Один паренёк подрался с товарищем во время игры в футбол — наставил ему синяков. Второй, хорошо успевавший в занятиях, был встречен воспитательницей на толкучке, где он выпрашивал деньги на кино. Когда его стали расспрашивать, оказалось, что он деньги не тратил на кино, а копил их на чёрный день.
— А если детский дом разбомбят немцы, куда я тогда денусь? — сказал он.
Елизавета Савельевна к событиям такого рода относилась спокойно.
— Дети хорошие,— сказала она решительно.— В проступках раскаиваются, если пристыдить и объяснить. Подавляющее большинство честные, славные. Советские дети! Тут, между прочим, наций у меня с войны целый интернационал, раньше были только русские, а теперь стали прибывать с Украины и Белоруссии, и цыгане, и молдаване, и кто только хотите; и я даже сама удивилась, как дружно живут, никакого различия между собой не делают. А если иногда и подерутся, то на то они и ребята. На футболе это и не с детьми случается. Даже сплочение у них какое-то получилось: и русские, и украинцы, и армяне, и белорусы, а хор один…
— Это чудесно,— убеждённо сказала Мария Николаевна и вдруг взволновалась,— просто замечательно то, что вы рассказываете…
Она знала в себе это счастливое волнение — оно приходило каждый раз, когда жизнь сливалась с её представлением об идеале, с её верой. Слёзы выступали у неё на глазах, дыхание становилось быстрым и горячим. Большего счастья она, казалось ей, не знала. Ни в семье, ни в своей любви к дочери и мужу она не испытывала большего счастья, чем в такие минуты. Поэтому она сердилась и оскорблялась, когда Женя, ничего не понимая, рассуждала о сухости её характера.

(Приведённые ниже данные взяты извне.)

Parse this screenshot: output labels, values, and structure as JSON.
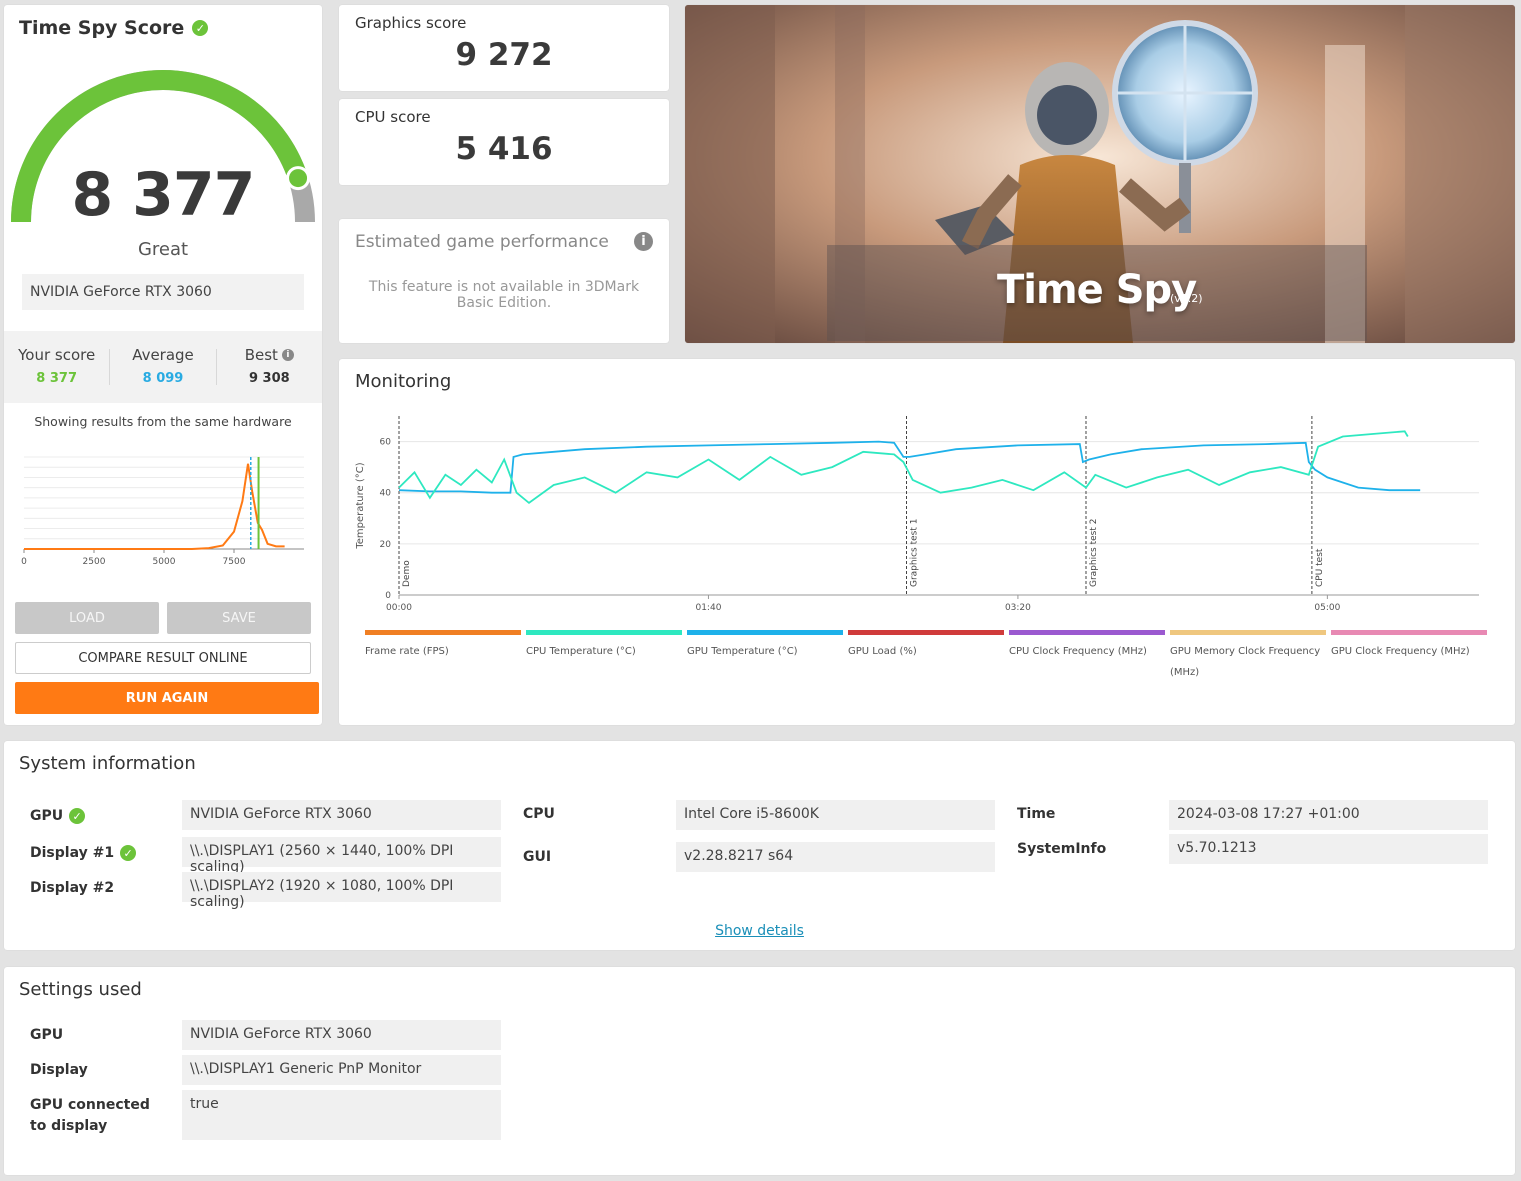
{
  "score_panel": {
    "title": "Time Spy Score",
    "score": "8 377",
    "rating": "Great",
    "gpu": "NVIDIA GeForce RTX 3060",
    "gauge_fraction": 0.9,
    "comparison": {
      "your_score_label": "Your score",
      "your_score": "8 377",
      "average_label": "Average",
      "average": "8 099",
      "best_label": "Best",
      "best": "9 308"
    },
    "same_hardware_text": "Showing results from the same hardware",
    "distribution_ticks": [
      "0",
      "2500",
      "5000",
      "7500"
    ],
    "buttons": {
      "load": "LOAD",
      "save": "SAVE",
      "compare": "COMPARE RESULT ONLINE",
      "run_again": "RUN AGAIN"
    },
    "colors": {
      "green": "#6cc33a",
      "blue": "#29abe2",
      "orange": "#ff7a14"
    }
  },
  "graphics_score": {
    "label": "Graphics score",
    "value": "9 272"
  },
  "cpu_score": {
    "label": "CPU score",
    "value": "5 416"
  },
  "estimated": {
    "title": "Estimated game performance",
    "message": "This feature is not available in 3DMark Basic Edition."
  },
  "hero": {
    "title": "Time Spy",
    "version": "(v1.2)"
  },
  "monitoring": {
    "title": "Monitoring",
    "legend": [
      {
        "label": "Frame rate (FPS)",
        "color": "#f07f23"
      },
      {
        "label": "CPU Temperature (°C)",
        "color": "#2ee8c0"
      },
      {
        "label": "GPU Temperature (°C)",
        "color": "#1eb1ea"
      },
      {
        "label": "GPU Load (%)",
        "color": "#d03b3b"
      },
      {
        "label": "CPU Clock Frequency (MHz)",
        "color": "#9b59d0"
      },
      {
        "label": "GPU Memory Clock Frequency (MHz)",
        "color": "#efc77f"
      },
      {
        "label": "GPU Clock Frequency (MHz)",
        "color": "#e889b3"
      }
    ]
  },
  "chart_data": {
    "type": "line",
    "title": "",
    "xlabel": "",
    "ylabel": "Temperature (°C)",
    "ylim": [
      0,
      70
    ],
    "y_ticks": [
      0,
      20,
      40,
      60
    ],
    "x_tick_labels": [
      "00:00",
      "01:40",
      "03:20",
      "05:00"
    ],
    "x_tick_seconds": [
      0,
      100,
      200,
      300
    ],
    "xlim_seconds": [
      0,
      349
    ],
    "markers": [
      {
        "label": "Demo",
        "x": 0
      },
      {
        "label": "Graphics test 1",
        "x": 164
      },
      {
        "label": "Graphics test 2",
        "x": 222
      },
      {
        "label": "CPU test",
        "x": 295
      }
    ],
    "series": [
      {
        "name": "GPU Temperature (°C)",
        "color": "#1eb1ea",
        "x": [
          0,
          10,
          20,
          30,
          36,
          37,
          40,
          50,
          60,
          80,
          100,
          120,
          140,
          155,
          160,
          163,
          165,
          170,
          180,
          200,
          220,
          221,
          223,
          230,
          240,
          260,
          280,
          293,
          294,
          296,
          300,
          305,
          310,
          320,
          330,
          327
        ],
        "y": [
          41,
          40.5,
          40.5,
          40,
          40,
          54,
          55,
          56,
          57,
          58,
          58.5,
          59,
          59.5,
          60,
          59.5,
          54,
          54,
          55,
          57,
          58.5,
          59,
          52,
          53,
          55,
          57,
          58.5,
          59,
          59.5,
          52,
          49,
          46,
          44,
          42,
          41,
          41,
          41
        ]
      },
      {
        "name": "CPU Temperature (°C)",
        "color": "#2ee8c0",
        "x": [
          0,
          5,
          10,
          15,
          20,
          25,
          30,
          34,
          38,
          42,
          50,
          60,
          70,
          80,
          90,
          100,
          110,
          120,
          130,
          140,
          150,
          160,
          163,
          166,
          175,
          185,
          195,
          205,
          215,
          222,
          225,
          235,
          245,
          255,
          265,
          275,
          285,
          294,
          297,
          305,
          315,
          325,
          326
        ],
        "y": [
          42,
          48,
          38,
          47,
          43,
          49,
          44,
          53,
          40,
          36,
          43,
          46,
          40,
          48,
          46,
          53,
          45,
          54,
          47,
          50,
          56,
          55,
          52,
          45,
          40,
          42,
          45,
          41,
          48,
          42,
          47,
          42,
          46,
          49,
          43,
          48,
          50,
          47,
          58,
          62,
          63,
          64,
          62
        ]
      }
    ]
  },
  "system_info": {
    "title": "System information",
    "gpu_label": "GPU",
    "gpu": "NVIDIA GeForce RTX 3060",
    "display1_label": "Display #1",
    "display1": "\\\\.\\DISPLAY1 (2560 × 1440, 100% DPI scaling)",
    "display2_label": "Display #2",
    "display2": "\\\\.\\DISPLAY2 (1920 × 1080, 100% DPI scaling)",
    "cpu_label": "CPU",
    "cpu": "Intel Core i5-8600K",
    "gui_label": "GUI",
    "gui": "v2.28.8217 s64",
    "time_label": "Time",
    "time": "2024-03-08 17:27 +01:00",
    "systeminfo_label": "SystemInfo",
    "systeminfo": "v5.70.1213",
    "show_details": "Show details"
  },
  "settings": {
    "title": "Settings used",
    "gpu_label": "GPU",
    "gpu": "NVIDIA GeForce RTX 3060",
    "display_label": "Display",
    "display": "\\\\.\\DISPLAY1 Generic PnP Monitor",
    "connected_label": "GPU connected to display",
    "connected": "true"
  }
}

Она ехала в детский дом, предвидя неприятные, тяжёлые разговоры, ей было нелегко требовать чьего-то увольнения, выносить выговоры. Этого требовали долг, необходимость, целесообразность. Она потому и бывала в таких случаях так непреклонна, казалась прокурорски суровой и сухой, что усилием воли подавляла в самой себе нелюбовь к суровости…
Но она совершенно не предполагала, отправляясь в эту неприятную ей инспекторскую поездку, что несколько раз радостное чувство охватит её: и при взгляде на работу мальчика-художника, и от рассказа заведующей о детях…
Деловой разговор подходил к концу. Марии Николаевне стало очевидно, что греха семейственности, который в Токаревой подозревали, совершенно не было. Наоборот, Токарева недавно уволила сестру-хозяйку, родственницу одного работника райсовета. Эта сестра-хозяйка велела готовить для себя особый обед, используя диетические продукты, которые берегли для больных детей.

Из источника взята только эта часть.